Affiliation: Helmholtz-Zentrum Berlin für Materialien und Energie GmbH, DE
Keywords: Sustainable energy, Renewable energy, Green hydrogen, Hydrogen economy, Solar fuels, Artificial photosynthesis, Electrochemical Energy storage and conversion, Fossil-free chemicals, Electrocatalysis, Energy materials, Energy electrochemistry, Materials science, X-ray spectroscopy, Spectroelectrochemistry, Operando spectroscopy, Reaction mechanism
Marcel Risch studied physics at the Technical University Darmstadt (Germany) and the University of Saskatchewan (Canada) where he worked on plasma ion implantation for materials modification. He moved to Berlin in 2008 to begin his doctoral studies on artificial photosynthesis under the guidance of Prof. Holger Dau at Free University Berlin (Germany). In Berlin, Marcel also deepened his interest in chemistry by joining the Berlin Graduate School of Natural Sciences and Engineering (BIG NSE) of the cluster of excellence “Unifying Concepts in Catalysis” (UniCat).
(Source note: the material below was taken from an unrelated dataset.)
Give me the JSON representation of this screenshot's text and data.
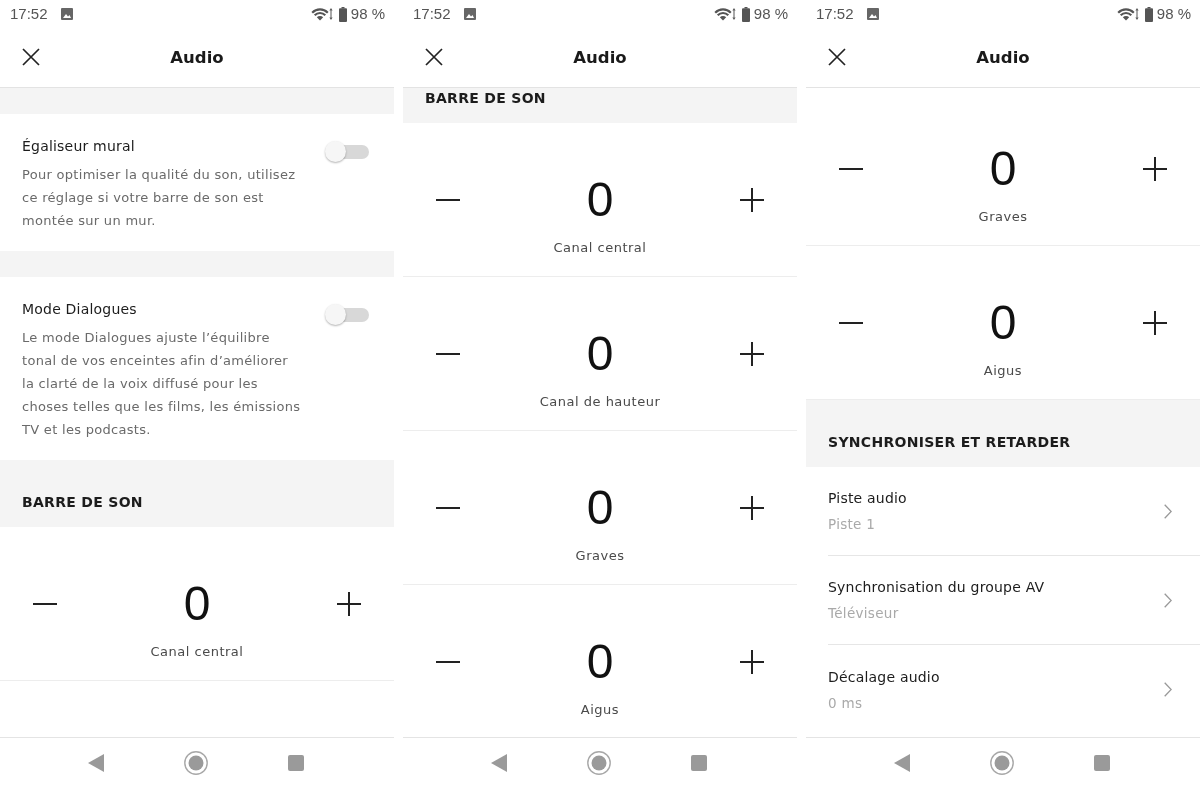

After receiving his doctorate in 2011 with the highest distinction (summa cum laude), he joined the Electrochemical Energy Lab (EEL) at the Massachusetts Institute of Technology headed by Prof. Yang Shao-Horn to develop oxide nanomaterials for energy storage and conversion, in particular low temperature oxygen electrocatalysis, and to advance operando X-ray spectroscopy. In 2015, Marcel returned to Germany for a postdoc position at the Institute of Materials Physics University of Goettingen to combine his passions for physics, materials and energy research in the group of Prof. Christian Jooss and within the collaborative research centre (CRC/SFB) 1073 “Atomic scale control of energy conversion”. He became a junior group leader the following year. In 2019, Marcel moved back to Berlin where he leads the young Investigator group “Oxygen Evolution Mechanism Engineering” (NOME) funded by the ERC Starting Grant ME4OER. The oxygen evolution reaction by water oxidation is the starting point of the value chain for the production of sustainable fuels and fossil-free chemicals. His vision is drawing an accuate “hiking map” for the energy landscape of this reaction so that the most favorable path can be chosen by materials design.
The bandwidth of Marcel’s published works spans electrocatalysis, photocatalysis, aqueous metal-air batteries, non-aqueous metal-air batteries, electrosynthesis of fuels, and aqueous supercapacitors. He has received the Carl Ramsauer Prize of the Physical Society of Berlin and the Hans-Jürgen Engell Prize of the International Society of Electrochemistry where he is an active member and was the coordinator of symposium 18 of the 71th annual meeting.